Al terminar el último trazo de tinta sobre el pergamino, notó que el sol comenzaba a declinar, marcando la hora de la merienda. Salió de su cuarto y se dirigió al comedor central, donde sus amigas la esperaban en una de las mesas laterales.

Se acomodó junto a ellas, iniciando una conversación ligera sobre los hechizos de climatización, cuando el rumor de pasos pesados llamó su atención. Rina y Ryusei cruzaban el salón llevando consigo dos enormes cestas de picnic de mimbre reforzado.

El tamaño de las cestas era insólito. Kae, Meshi y Akira miraron al dúo con absoluta indiferencia, acostumbradas al ajetreo del colegio, pero Kira los observó con una abierta mezcla de curiosidad y confusión.
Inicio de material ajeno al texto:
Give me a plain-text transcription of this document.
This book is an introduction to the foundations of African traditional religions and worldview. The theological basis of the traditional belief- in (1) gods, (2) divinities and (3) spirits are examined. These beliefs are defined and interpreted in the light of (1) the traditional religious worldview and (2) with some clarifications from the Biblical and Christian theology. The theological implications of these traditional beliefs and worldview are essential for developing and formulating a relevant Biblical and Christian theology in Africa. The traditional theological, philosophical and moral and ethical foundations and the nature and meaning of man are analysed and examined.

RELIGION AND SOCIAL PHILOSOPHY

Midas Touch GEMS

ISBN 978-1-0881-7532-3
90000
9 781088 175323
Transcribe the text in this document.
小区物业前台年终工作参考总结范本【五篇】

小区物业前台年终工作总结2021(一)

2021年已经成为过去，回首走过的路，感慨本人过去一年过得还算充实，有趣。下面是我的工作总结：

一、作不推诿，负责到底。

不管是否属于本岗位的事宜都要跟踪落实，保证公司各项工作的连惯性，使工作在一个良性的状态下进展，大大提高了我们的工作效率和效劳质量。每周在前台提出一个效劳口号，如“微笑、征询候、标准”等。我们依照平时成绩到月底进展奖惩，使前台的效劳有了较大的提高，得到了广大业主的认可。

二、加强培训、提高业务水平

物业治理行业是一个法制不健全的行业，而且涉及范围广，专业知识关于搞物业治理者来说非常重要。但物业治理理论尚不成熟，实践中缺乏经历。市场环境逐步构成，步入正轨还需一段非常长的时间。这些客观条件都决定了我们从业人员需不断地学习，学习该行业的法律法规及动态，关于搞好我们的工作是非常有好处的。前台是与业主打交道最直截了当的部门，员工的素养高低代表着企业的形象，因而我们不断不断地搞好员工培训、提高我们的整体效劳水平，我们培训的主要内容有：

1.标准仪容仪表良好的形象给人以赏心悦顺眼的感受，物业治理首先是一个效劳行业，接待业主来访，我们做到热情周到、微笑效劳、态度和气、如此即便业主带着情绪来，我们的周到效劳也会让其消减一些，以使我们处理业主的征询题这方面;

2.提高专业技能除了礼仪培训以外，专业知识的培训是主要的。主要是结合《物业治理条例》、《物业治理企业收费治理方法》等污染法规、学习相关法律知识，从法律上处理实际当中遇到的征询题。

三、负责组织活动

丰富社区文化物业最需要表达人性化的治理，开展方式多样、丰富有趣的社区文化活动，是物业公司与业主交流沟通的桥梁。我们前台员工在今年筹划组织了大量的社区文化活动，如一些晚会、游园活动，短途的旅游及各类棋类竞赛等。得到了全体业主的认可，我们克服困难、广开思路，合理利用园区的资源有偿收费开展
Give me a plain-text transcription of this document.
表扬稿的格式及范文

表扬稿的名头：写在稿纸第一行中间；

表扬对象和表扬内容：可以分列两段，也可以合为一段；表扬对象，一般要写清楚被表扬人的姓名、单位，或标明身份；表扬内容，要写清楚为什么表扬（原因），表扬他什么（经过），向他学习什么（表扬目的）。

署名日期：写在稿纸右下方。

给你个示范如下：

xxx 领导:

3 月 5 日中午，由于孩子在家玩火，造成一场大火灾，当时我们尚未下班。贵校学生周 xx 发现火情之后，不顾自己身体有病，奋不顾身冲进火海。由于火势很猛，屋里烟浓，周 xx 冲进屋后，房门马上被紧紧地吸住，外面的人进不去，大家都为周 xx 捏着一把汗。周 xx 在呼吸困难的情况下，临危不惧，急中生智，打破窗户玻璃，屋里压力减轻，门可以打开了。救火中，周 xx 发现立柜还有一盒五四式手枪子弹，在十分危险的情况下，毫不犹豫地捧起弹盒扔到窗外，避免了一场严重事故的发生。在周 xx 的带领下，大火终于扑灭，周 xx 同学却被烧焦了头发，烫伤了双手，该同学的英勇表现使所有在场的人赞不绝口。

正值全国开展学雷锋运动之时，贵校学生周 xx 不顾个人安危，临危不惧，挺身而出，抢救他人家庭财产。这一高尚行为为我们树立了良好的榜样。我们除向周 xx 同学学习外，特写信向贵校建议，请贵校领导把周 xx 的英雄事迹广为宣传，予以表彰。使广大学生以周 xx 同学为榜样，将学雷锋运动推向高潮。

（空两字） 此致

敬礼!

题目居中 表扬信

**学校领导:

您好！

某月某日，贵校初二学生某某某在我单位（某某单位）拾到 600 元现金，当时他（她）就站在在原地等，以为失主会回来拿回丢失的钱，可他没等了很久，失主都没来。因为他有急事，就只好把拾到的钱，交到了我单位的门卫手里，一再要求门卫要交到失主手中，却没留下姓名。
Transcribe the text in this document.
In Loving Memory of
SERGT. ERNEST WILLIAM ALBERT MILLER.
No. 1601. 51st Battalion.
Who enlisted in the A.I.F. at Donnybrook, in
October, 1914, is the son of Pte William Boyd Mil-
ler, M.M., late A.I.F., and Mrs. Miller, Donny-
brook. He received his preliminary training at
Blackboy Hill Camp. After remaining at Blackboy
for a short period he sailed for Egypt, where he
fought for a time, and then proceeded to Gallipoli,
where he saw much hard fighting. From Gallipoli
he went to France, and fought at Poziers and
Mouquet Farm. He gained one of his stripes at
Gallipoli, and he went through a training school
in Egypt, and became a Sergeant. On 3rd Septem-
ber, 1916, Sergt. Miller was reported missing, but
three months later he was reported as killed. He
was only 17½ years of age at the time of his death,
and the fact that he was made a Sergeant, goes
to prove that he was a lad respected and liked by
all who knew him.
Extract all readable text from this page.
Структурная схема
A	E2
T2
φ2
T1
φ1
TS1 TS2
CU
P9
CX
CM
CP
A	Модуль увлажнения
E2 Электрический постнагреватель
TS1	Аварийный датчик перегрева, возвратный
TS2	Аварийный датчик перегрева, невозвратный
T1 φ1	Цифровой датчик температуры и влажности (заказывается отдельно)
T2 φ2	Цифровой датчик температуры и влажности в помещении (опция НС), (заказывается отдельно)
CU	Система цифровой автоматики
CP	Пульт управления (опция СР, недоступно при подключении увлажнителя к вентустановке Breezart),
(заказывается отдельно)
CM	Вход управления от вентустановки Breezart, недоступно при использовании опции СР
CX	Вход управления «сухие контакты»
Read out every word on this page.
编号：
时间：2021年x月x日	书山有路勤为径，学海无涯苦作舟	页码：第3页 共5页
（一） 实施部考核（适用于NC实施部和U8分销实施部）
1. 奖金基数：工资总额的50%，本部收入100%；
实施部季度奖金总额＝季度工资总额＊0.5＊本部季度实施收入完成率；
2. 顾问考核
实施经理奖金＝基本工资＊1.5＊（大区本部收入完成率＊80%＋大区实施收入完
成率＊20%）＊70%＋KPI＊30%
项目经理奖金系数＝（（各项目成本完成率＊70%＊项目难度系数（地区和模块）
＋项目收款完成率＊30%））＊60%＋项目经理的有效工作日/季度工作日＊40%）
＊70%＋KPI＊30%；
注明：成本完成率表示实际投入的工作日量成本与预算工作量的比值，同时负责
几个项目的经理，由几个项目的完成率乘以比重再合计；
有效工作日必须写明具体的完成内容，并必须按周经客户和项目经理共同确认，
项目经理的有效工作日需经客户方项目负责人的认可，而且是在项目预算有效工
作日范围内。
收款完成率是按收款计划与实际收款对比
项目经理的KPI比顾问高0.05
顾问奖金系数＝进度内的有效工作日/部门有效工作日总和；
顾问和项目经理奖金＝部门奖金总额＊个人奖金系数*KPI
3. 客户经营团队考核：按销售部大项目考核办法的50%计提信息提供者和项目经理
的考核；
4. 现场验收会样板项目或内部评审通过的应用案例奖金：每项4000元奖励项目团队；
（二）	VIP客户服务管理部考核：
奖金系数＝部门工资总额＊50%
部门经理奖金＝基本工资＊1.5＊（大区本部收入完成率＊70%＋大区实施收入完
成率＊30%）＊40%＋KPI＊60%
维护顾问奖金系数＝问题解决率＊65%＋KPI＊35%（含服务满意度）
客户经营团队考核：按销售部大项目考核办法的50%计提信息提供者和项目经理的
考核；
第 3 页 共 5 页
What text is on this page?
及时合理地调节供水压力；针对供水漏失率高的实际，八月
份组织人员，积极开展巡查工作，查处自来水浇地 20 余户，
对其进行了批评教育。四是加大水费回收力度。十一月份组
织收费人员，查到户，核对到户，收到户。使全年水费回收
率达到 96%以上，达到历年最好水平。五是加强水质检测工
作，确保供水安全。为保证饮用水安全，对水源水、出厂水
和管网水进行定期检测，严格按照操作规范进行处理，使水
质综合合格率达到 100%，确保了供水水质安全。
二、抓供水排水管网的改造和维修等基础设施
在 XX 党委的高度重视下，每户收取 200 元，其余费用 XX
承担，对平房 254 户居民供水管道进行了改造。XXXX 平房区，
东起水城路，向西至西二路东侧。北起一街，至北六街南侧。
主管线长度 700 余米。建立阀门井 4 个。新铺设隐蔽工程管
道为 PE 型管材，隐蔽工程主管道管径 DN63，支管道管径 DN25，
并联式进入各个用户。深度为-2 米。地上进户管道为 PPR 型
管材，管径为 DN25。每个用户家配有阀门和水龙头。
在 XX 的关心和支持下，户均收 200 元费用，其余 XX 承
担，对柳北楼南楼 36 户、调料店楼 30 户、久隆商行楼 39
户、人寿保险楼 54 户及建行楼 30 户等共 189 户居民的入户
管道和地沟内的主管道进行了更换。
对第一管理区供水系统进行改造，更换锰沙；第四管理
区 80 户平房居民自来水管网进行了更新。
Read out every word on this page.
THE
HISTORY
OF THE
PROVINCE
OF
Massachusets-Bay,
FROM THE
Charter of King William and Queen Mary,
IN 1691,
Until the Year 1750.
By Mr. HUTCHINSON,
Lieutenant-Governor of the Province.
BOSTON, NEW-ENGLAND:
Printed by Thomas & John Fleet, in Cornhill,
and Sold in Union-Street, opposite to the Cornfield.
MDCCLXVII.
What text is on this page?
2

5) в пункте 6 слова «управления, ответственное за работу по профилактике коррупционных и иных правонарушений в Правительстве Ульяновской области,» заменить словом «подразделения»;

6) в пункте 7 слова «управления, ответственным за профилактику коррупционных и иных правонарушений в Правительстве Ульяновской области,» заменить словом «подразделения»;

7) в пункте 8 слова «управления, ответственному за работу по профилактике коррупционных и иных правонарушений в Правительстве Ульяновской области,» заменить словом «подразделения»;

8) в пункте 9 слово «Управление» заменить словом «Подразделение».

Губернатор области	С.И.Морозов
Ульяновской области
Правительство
Ryusei notó el escrutinio e indicó a Rina que se acercaran.

—Hola Rina, Hola Ryu —saludó Kira, haciéndoles un espacio en el banco.

—Hola Kira —respondió Ryusei, dejando caer la cesta sobre la madera con un golpe sordo que delató su peso—. ¿Ya han terminado los deberes?

—Estoy segura de que Kira ya los terminó —comentó Rina, lanzándole una mirada burlona y directa a las tres hermanas—, pero ustedes no. Siempre lo dejan todo para el último minuto.

—¡Hey! —frunció el ceño Kae, cruzándose de brazos con indignación.

—¿Qué hay ahí dentro? —interrumpió Kira, inclinándose hacia el tejido de mimbre.

—¿Hmm? —Ryusei miró el bulto—. Ah, tienen comida para la manada de lobos.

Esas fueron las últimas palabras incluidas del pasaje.